India may introduce regular check-ups for pilots to assess their mental health, with the country's aviation regulator working on new norms, a move prompted by the revelation that the co-pilot of a plane which crashed last month had a history of mental depression.
Sources said the Directorate General of Civil Aviation has already started talking to stakeholders for formulating new guidelines to assess the mental condition of pilots.
"The medical services wing of the DGCA is working on the proposed guidelines," said an official.
This follows an informal meeting between top aviation ministry officials and DGCApersonnel in the aftermath of the Germanwings tragedy, where 150 people died after a passenger jet crashed in the Alps last month.
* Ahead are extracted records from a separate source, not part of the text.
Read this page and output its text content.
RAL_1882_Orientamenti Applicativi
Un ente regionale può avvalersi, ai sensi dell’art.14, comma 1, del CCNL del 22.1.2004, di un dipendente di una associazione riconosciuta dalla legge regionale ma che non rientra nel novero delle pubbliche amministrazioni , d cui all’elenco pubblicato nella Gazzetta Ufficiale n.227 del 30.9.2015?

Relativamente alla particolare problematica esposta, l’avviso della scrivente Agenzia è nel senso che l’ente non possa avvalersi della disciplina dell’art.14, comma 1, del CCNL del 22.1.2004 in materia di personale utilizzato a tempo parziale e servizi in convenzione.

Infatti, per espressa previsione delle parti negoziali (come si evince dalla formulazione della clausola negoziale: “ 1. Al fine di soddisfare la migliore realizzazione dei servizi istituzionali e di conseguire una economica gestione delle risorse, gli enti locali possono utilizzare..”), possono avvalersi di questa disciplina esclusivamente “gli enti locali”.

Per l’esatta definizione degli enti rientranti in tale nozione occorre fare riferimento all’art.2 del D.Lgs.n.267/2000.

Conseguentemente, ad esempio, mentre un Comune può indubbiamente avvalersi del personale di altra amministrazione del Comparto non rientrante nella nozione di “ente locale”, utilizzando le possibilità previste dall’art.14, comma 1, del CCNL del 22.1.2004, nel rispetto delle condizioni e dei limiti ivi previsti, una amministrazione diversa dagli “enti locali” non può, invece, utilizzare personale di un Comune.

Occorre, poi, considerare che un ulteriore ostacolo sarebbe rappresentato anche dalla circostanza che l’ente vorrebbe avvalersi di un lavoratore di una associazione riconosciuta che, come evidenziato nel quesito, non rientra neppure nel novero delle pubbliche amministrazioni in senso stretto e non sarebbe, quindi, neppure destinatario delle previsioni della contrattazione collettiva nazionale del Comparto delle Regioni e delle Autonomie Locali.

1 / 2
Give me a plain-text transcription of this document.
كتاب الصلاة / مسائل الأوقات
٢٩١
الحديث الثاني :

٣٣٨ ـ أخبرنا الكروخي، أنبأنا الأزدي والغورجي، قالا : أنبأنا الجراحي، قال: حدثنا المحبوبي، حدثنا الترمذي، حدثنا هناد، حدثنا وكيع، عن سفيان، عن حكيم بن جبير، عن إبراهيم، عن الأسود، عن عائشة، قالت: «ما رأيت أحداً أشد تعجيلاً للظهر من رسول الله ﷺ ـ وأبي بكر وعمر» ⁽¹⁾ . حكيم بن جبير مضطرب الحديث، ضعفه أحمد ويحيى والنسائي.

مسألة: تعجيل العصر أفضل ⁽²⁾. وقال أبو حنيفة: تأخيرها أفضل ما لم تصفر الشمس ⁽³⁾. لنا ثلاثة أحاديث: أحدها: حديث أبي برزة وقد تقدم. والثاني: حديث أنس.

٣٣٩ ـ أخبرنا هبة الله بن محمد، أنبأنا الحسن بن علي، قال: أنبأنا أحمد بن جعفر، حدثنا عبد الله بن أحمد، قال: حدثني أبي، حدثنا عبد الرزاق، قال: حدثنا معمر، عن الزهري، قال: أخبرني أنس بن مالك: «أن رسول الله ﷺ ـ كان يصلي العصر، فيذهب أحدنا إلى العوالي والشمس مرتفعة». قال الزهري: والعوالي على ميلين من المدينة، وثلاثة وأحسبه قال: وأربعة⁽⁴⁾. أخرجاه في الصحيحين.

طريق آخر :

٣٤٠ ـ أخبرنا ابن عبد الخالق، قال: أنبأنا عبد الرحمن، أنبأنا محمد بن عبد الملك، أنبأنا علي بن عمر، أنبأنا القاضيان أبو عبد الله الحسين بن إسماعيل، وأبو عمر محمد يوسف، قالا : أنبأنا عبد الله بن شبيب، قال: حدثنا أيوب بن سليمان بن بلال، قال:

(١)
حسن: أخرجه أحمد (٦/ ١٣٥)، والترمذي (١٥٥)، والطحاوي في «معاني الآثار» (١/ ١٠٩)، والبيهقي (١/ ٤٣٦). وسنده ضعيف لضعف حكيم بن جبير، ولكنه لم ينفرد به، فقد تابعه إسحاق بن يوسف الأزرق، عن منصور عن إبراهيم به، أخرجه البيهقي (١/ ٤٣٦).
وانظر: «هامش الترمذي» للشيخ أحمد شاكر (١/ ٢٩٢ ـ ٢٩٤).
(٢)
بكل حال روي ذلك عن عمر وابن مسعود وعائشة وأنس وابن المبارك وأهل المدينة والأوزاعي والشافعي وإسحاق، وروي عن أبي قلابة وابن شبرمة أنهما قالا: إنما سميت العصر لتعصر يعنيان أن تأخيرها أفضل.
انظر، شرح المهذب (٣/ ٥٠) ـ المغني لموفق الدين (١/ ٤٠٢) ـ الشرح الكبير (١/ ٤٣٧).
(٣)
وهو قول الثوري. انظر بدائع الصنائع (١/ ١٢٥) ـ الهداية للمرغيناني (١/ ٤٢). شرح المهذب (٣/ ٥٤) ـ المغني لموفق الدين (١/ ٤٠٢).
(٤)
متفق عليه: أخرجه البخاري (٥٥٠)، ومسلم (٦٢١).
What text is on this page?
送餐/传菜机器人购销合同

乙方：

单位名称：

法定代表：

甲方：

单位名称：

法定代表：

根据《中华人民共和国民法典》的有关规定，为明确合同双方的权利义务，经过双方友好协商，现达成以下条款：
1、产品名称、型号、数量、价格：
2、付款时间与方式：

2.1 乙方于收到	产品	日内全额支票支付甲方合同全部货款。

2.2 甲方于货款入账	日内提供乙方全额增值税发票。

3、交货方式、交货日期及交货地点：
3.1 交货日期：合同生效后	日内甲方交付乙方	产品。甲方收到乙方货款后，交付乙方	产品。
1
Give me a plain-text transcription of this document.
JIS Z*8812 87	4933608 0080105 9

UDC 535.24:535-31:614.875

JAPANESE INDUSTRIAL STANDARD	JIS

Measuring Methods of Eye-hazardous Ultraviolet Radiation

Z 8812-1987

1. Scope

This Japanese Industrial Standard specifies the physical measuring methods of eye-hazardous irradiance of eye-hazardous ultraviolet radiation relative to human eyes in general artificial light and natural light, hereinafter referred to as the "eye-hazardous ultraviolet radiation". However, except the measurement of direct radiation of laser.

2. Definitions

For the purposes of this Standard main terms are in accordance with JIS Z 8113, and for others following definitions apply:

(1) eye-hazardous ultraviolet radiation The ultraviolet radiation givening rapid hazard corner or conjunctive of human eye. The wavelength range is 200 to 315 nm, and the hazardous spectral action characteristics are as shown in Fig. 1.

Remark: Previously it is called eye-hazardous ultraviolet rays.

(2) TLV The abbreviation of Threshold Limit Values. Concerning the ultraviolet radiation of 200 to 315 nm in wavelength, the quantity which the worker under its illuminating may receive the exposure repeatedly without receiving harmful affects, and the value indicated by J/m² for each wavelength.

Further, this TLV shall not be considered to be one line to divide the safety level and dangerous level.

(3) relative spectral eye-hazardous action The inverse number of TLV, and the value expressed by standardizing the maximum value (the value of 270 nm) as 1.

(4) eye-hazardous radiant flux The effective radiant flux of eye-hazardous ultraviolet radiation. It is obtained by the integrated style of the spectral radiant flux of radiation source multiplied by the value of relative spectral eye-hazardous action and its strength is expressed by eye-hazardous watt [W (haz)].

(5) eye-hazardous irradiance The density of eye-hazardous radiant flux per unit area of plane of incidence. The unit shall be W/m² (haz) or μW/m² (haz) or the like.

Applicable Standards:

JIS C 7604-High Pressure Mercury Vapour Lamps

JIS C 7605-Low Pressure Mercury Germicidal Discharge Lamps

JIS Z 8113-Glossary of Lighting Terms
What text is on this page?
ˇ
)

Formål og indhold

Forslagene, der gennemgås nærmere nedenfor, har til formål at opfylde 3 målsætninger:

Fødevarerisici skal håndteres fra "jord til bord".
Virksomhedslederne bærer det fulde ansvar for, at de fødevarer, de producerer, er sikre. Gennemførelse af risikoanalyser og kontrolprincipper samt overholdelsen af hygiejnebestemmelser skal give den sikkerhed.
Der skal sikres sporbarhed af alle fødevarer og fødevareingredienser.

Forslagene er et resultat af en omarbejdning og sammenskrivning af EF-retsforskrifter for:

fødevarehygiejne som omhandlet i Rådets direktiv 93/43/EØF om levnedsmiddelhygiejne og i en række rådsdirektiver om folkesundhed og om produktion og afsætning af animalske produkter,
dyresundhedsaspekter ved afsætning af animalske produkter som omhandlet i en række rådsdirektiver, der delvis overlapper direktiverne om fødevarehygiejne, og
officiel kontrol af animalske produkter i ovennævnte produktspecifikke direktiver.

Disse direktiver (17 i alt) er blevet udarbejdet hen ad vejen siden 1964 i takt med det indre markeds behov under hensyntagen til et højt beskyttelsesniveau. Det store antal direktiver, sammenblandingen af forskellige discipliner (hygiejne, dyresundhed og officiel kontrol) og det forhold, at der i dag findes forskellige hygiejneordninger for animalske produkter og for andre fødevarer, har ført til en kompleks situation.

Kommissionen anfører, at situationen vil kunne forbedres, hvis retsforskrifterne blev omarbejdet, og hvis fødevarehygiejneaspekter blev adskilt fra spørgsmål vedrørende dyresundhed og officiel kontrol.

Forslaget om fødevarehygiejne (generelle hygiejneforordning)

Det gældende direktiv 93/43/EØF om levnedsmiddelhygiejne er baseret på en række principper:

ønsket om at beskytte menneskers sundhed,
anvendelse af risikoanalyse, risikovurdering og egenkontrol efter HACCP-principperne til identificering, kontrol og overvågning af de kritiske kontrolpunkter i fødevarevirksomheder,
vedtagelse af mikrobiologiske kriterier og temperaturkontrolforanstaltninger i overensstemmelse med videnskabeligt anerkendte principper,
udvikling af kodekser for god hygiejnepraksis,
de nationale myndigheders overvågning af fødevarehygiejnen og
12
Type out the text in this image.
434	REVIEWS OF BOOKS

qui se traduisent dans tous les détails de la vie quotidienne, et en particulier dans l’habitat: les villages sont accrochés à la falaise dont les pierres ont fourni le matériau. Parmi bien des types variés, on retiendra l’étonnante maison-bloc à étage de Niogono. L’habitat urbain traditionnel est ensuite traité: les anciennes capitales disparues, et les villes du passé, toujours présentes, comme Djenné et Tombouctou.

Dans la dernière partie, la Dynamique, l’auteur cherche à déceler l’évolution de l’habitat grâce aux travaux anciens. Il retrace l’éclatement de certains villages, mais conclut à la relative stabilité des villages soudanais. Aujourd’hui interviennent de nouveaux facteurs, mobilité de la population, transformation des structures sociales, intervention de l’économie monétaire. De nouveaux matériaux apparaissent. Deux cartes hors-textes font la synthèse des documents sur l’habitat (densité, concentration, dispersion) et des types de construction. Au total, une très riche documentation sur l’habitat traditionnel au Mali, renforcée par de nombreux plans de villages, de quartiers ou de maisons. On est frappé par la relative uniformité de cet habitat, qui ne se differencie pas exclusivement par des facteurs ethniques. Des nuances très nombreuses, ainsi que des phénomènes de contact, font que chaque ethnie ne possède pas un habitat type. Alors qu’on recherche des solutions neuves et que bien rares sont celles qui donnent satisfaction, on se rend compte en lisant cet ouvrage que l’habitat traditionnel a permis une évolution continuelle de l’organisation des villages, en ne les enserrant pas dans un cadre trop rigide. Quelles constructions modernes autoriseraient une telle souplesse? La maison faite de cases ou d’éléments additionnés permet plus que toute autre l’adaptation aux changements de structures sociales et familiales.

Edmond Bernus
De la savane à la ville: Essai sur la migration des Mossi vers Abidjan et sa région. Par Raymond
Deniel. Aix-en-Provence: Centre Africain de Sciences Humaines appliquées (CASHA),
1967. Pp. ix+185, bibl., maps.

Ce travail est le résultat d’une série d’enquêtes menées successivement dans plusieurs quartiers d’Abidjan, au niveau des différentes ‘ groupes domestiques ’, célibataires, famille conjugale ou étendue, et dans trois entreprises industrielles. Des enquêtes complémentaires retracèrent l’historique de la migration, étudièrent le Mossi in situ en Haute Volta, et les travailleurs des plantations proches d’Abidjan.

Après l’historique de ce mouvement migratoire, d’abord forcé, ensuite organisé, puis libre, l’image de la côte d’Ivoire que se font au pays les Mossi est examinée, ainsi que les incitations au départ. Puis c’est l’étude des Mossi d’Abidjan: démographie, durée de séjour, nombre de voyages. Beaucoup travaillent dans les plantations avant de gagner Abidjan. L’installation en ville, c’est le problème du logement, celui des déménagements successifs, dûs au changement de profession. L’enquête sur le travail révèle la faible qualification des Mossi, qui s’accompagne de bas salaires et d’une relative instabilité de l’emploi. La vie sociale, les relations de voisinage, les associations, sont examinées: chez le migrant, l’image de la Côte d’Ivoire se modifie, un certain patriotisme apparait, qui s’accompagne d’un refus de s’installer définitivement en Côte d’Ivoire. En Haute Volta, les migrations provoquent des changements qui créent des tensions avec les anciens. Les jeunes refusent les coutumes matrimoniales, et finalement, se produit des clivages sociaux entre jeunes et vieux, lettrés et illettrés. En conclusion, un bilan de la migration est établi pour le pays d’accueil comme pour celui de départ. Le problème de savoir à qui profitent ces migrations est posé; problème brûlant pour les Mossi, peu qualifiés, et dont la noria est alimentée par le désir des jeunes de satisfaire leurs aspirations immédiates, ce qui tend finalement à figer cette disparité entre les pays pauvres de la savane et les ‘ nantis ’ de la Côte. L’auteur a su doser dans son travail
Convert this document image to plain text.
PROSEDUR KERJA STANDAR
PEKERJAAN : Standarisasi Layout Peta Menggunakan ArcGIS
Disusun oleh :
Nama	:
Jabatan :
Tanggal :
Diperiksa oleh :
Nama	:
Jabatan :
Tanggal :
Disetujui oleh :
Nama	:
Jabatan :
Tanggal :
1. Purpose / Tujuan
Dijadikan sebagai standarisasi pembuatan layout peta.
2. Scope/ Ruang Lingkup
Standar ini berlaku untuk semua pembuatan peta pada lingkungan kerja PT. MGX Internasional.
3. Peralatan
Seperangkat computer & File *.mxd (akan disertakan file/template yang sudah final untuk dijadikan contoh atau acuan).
"There can be no foolproof system to prevent a mishap. A psychometric test can reveal the state of mind or the mental condition of the person who is being interviewed at that point of time. The state of mind of changes from time to time," a senior captain said.
Germanwings co-pilot Andreas Lubitz struggled with severe depression before the disaster in the French Alps, prosecutors in the case have said, alleging that he deliberately crashed the plane after locking the captain out of the cockpit.
At present, most Indian carriers hold psychometric tests as part of their induction process for the crew but don't have any subsequent examinations to check their mental health.
"While most Indian airlines already conduct psychological assessment tests, we want a more institutionalised mechanism in place," said an aviation ministry official.
India already has a "two person rule" in the cockpit, which ensures that it is manned by two people at any given point of time during a flight.
"When one of the two pilots takes a break or goes to the washroom, a cabin crew is present in the cockpit," said a pilot.